Only he didn't. He and all the the other vigorous young people in the movie are now either very old or very dead.
The movies confer a kind of immortality- but it's an immortality without any scope for change or growth (unless you count the deterioration of the film stock). No matter how many times Max and Death sit down on the rocks to play their game, Death will always choose black.
The cinema is a new art form and already it's in its decadence. The Seventh Seal belongs to a far-off golden age when film makers were still experimenting with their craft - and black and white was the norm and colour an extravagance. They don't (couldn't if they wanted to) make 'em like that any more. On a timeline stretching from the Lumiere brothers to the present The Seventh Seal is closer in time to Chaplin's Gold Rush than it is to Harry Potter and the Order of the Phoenix.

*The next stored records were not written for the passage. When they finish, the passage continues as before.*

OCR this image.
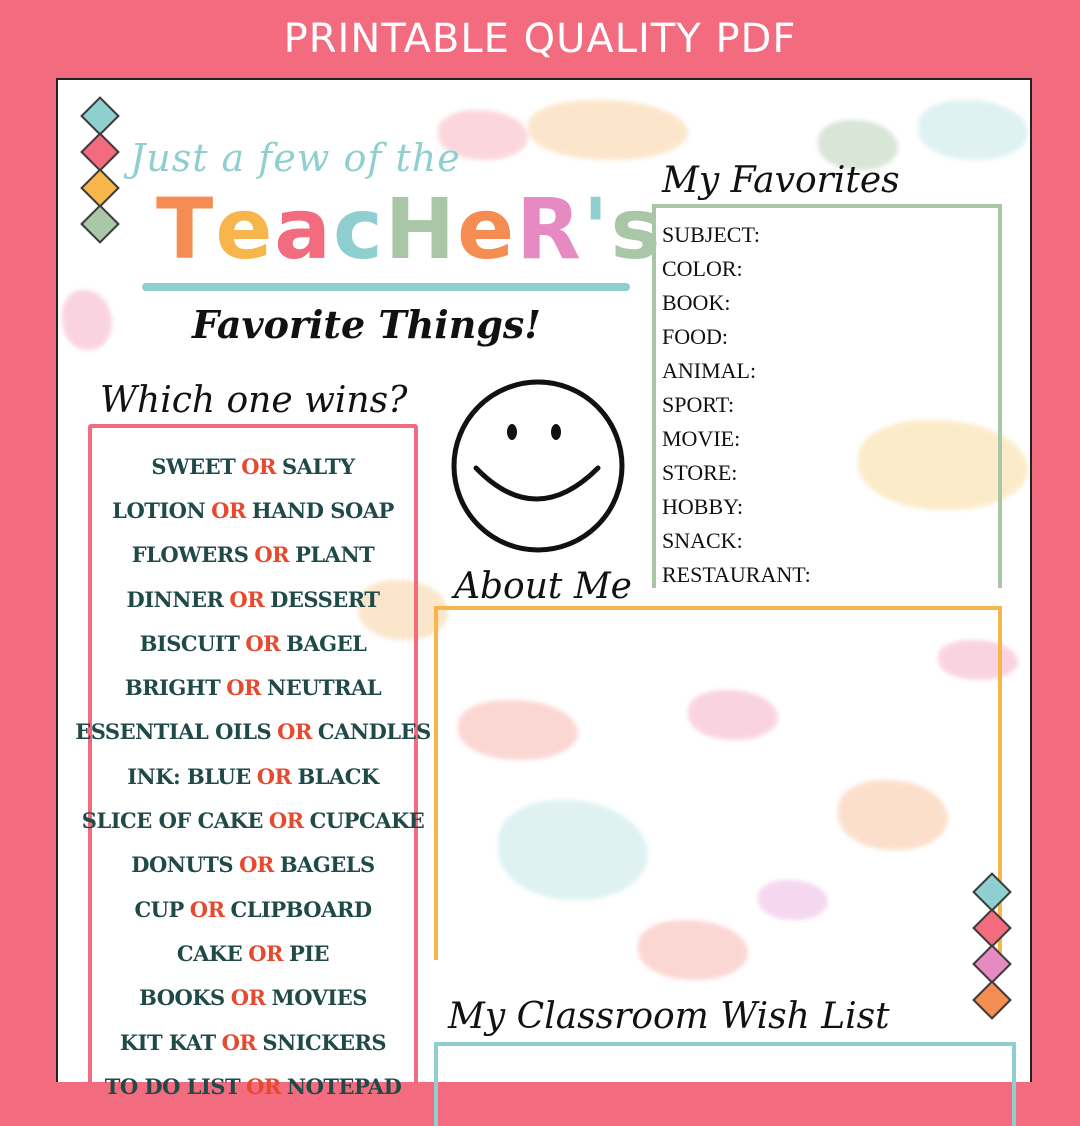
PRINTABLE QUALITY PDF
Just a few of the
TeacHeR's
Favorite Things!
Which one wins?
SWEET OR SALTY
LOTION OR HAND SOAP
FLOWERS OR PLANT
DINNER OR DESSERT
BISCUIT OR BAGEL
BRIGHT OR NEUTRAL
ESSENTIAL OILS OR CANDLES
INK: BLUE OR BLACK
SLICE OF CAKE OR CUPCAKE
DONUTS OR BAGELS
CUP OR CLIPBOARD
CAKE OR PIE
BOOKS OR MOVIES
KIT KAT OR SNICKERS
TO DO LIST OR NOTEPAD
My Favorites
SUBJECT:
COLOR:
BOOK:
FOOD:
ANIMAL:
SPORT:
MOVIE:
STORE:
HOBBY:
SNACK:
RESTAURANT:
About Me
My Classroom Wish List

Yet I remember when the Seventh Seal was a comparatively new film. I was six when it first came out and I saw it for the first time about ten years later. I remember having conversations about it with a couple of smart-ass Dutch girls in 1968. "Yeah, the Seventh Seal is good," said one of them. "But you want to see this new one he's got out. It's called Persona." This was long before tapes and DVDs of course and I had to wait a couple more years before Persona came my way and in all that intervening time I was just longing to see it. And now the Seventh Seal and Persona are both of them venerable cultural artefacts.
And I own copies. Look, there they are- sitting on the shelf.